The needs assessment and implementation plan is now on the the hospital's home page,, www.phoebeputney.com, under the "Building Healthy Communities" tab.
Officials say the decision to switch to a formal electronic health records process, known as computerized provider order entry, was made roughly six years ago -- prior to the mandate.
"We have been in electronic records in one sort or another for a couple of decades," said Dr. Doug Patten, senior vice president of medical affairs at Phoebe.
Getting doctors adjusted to going from handwritten patient records to electronic records has been one of the biggest challenges the hospital has had to undergo in the process of converting to the new system -- which will likely enhance the patient care process by eliminating non-essential steps and decreasing error, Patten said. It is designed to constantly provide real-time patient data from anywhere with Internet access. There is less of a need to interpret a doctor's handwriting, decreasing potential for dosage errors, and it allows for more complete information with a quicker turn-around time.
It also allows for storage of relevant data in one location, in turn allowing for alerts to pop up on a patient's file regarding potentially life-threatening drug allergies and interactions, officials say.
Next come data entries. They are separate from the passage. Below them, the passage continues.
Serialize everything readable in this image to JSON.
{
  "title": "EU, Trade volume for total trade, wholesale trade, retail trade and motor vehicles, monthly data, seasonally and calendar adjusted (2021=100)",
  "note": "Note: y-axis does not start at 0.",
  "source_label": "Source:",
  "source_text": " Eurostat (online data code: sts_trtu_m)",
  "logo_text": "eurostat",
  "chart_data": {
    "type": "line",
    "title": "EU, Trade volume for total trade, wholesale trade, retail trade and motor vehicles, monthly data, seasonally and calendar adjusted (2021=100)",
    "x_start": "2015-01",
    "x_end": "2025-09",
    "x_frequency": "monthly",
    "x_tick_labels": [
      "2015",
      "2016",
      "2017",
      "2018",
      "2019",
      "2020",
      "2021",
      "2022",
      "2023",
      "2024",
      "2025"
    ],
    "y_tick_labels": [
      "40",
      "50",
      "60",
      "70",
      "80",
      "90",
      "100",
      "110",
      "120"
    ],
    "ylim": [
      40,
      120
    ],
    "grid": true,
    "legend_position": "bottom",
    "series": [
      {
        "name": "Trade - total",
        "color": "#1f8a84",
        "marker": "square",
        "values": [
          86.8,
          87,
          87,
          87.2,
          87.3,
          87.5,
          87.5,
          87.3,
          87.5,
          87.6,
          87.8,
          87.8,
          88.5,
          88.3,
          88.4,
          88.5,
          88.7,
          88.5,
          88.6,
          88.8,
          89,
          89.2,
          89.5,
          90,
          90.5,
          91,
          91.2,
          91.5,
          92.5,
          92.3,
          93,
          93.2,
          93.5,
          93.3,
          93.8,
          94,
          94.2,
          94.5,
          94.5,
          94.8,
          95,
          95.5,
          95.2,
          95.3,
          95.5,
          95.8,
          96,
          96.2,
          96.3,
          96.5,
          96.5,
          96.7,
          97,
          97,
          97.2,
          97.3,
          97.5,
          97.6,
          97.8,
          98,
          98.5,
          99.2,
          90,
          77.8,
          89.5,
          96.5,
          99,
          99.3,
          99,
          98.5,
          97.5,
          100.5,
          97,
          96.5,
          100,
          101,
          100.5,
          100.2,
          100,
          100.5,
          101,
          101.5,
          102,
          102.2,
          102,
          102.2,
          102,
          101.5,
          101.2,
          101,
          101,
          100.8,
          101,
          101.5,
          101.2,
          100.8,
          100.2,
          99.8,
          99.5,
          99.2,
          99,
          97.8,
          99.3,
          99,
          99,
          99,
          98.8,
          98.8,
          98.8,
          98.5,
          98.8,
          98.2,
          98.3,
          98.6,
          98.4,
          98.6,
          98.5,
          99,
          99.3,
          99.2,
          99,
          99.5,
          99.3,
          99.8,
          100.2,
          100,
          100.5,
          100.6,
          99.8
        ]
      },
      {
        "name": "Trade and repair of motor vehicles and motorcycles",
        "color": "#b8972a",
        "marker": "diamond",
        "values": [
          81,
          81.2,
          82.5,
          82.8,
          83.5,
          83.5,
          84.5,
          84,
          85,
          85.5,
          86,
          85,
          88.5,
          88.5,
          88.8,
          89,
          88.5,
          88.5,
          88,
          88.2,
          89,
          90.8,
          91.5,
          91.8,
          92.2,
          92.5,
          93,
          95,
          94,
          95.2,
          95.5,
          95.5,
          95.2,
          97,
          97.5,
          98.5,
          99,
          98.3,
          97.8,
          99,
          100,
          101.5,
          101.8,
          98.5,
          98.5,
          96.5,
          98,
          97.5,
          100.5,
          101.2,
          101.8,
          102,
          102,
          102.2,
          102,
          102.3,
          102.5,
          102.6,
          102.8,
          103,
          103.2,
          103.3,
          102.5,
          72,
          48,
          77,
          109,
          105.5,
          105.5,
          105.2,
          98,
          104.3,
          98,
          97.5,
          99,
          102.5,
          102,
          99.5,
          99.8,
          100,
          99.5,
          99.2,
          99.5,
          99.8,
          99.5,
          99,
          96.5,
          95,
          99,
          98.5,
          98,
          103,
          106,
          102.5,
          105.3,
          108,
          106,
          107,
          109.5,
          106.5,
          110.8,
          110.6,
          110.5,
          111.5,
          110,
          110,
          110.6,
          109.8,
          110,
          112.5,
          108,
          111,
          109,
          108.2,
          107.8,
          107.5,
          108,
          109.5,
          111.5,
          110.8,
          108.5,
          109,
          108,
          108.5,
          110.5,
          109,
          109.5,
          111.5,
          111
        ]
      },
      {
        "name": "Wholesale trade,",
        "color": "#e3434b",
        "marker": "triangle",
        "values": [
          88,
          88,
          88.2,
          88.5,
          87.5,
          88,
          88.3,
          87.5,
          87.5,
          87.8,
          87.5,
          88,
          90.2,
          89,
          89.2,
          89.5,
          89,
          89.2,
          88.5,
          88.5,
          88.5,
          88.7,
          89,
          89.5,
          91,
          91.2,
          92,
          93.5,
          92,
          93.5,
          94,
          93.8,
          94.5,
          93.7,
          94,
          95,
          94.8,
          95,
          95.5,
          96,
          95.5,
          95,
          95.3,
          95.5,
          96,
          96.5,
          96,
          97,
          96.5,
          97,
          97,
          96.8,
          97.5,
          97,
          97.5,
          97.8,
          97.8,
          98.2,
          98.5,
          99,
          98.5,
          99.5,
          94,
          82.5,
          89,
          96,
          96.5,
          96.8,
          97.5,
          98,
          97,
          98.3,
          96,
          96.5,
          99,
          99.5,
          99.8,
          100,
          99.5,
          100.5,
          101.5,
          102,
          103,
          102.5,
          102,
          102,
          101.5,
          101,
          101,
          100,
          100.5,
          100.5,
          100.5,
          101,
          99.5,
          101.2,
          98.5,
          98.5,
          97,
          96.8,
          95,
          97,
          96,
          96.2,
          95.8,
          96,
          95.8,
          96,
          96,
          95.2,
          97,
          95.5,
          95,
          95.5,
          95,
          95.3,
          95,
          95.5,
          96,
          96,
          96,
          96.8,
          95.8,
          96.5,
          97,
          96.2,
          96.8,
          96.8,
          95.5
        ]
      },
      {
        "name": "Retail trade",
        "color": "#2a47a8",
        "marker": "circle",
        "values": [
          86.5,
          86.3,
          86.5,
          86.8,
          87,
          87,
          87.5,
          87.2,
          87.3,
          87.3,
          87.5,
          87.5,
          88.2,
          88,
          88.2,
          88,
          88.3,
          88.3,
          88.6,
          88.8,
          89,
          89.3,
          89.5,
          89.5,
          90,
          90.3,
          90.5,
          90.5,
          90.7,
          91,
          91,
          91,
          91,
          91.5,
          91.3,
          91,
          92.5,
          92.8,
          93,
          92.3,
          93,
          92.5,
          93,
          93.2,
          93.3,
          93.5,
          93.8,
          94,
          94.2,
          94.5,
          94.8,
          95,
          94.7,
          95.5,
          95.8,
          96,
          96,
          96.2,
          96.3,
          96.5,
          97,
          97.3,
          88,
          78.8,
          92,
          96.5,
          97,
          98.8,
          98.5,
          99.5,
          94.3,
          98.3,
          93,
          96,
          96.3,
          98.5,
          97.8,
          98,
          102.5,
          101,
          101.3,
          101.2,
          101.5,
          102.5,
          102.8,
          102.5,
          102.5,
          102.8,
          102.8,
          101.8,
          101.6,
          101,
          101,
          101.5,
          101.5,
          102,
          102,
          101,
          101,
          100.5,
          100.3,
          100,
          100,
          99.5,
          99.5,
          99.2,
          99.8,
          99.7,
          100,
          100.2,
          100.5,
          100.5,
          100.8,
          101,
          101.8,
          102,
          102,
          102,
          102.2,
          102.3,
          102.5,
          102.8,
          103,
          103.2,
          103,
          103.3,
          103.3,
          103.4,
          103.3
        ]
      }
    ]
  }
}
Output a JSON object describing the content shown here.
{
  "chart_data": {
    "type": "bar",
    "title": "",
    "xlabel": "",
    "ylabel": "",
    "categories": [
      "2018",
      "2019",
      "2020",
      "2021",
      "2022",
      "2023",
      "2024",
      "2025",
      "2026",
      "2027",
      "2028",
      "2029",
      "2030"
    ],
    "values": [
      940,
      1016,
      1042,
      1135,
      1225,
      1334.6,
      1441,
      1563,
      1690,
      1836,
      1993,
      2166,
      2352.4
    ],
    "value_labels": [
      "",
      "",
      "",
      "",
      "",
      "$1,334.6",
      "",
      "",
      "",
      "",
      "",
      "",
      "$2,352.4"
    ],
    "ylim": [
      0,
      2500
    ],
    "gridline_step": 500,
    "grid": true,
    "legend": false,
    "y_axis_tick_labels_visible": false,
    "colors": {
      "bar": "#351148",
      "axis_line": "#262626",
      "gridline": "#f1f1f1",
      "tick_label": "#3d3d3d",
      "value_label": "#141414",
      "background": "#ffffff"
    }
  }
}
Over time, doctors were gradually brought onto the system. Staff training started several months ago, with proficiency to be expected at the first of this month. Currently, 71.5 percent of orders placed at the hospital for the inpatient adult population are entered through the new system, officials say.
"I wish we could say it is like flipping on a switch, but it's not," said Dr. Steve Kitchen, president of Phoebe's medical staff. "It is really a labor intensive process.
"...From a patient safety standpoint, the evidence is compelling."